Department of Pharmacy, University of California, San Francisco 94143-0446.

出版信息

Proc Natl Acad Sci U S A. 1993 May 1;90(9):3797-801. doi: 10.1073/pnas.90.9.3797.

DOI:10.1073/pnas.90.9.3797
PMID:8483897
原文链接:https://pmc.ncbi.nlm.nih.gov/articles/PMC46392/
Abstract

Acyl glucuronide metabolites of bilirubin and many drugs can react with serum albumin in vivo to form covalent adducts. Such adducts may be responsible for some toxic effects of carboxylic nonsteroidal antiinflammatory agents.
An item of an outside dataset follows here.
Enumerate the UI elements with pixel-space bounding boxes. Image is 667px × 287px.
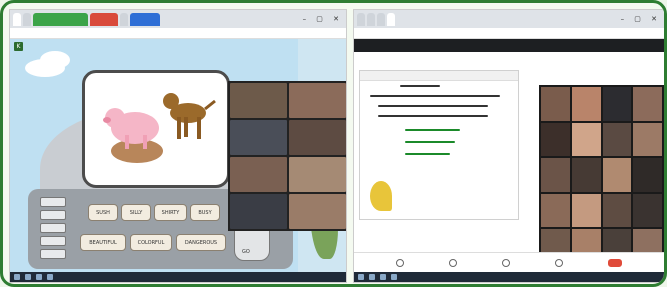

The mechanism of formation of the adducts and their chemical structures are unknown. In this paper we describe the use of tandem mass spectrometry to locate binding sites and elucidate the binding mechanism involved in the formation of covalent adducts from tolmetin glucuronide and albumin in vitro. Human serum albumin and excess tolmetin glucuronide were coincubated in the presence of sodium cyanoborohydride to trap imine intermediates. The total protein product was reduced, carboxymethylated, and digested with trypsin. Six tolmetin-containing peptides (indicated by absorbance at 313 nm) were isolated by high-pressure liquid chromatography and analyzed by liquid secondary-ion mass spectrometry and collision-induced dissociation, using a four-sector tandem mass spectrometer. All six peptides contained tolmetin linked covalently via a glucuronic acid to protein lysine groups. Major attachment sites on the protein were Lys-195, -199, and -525; minor sites were identified as Lys-137, -351, and -541. Our results show unambiguously that the glucuronic acid moiety of acyl glucuronides can be retained within the structure when these reactive metabolites bind covalently to proteins, and they suggest that acyl migration followed by Schiff base (imine) formation is a credible mechanism for the generation of covalent adducts in vivo.

摘要

胆红素和许多药物的酰基葡萄糖醛酸代谢产物可在体内与血清白蛋白反应形成共价加合物。此类加合物可能是羧酸类非甾体抗炎药某些毒性作用的原因。加合物的形成机制及其化学结构尚不清楚。在本文中,我们描述了使用串联质谱来定位结合位点,并阐明体外托美丁葡萄糖醛酸与白蛋白形成共价加合物所涉及的结合机制。在氰基硼氢化钠存在下,将人血清白蛋白与过量的托美丁葡萄糖醛酸共同孵育以捕获亚胺中间体。将总蛋白产物还原、羧甲基化并用胰蛋白酶消化。通过高压液相色谱分离出六个含托美丁的肽段(通过313nm处的吸光度指示),并使用四扇区串联质谱仪通过液相二次离子质谱和碰撞诱导解离进行分析。所有六个肽段均含有通过葡萄糖醛酸与蛋白质赖氨酸基团共价连接的托美丁。蛋白质上的主要结合位点是Lys-195、-199和-525;次要位点鉴定为Lys-137、-351和-541。我们的结果明确表明,当这些反应性代谢产物与蛋白质共价结合时,酰基葡萄糖醛酸的葡萄糖醛酸部分可保留在结构内,并且它们表明酰基迁移继之以席夫碱(亚胺)形成是体内产生共价加合物的可靠机制。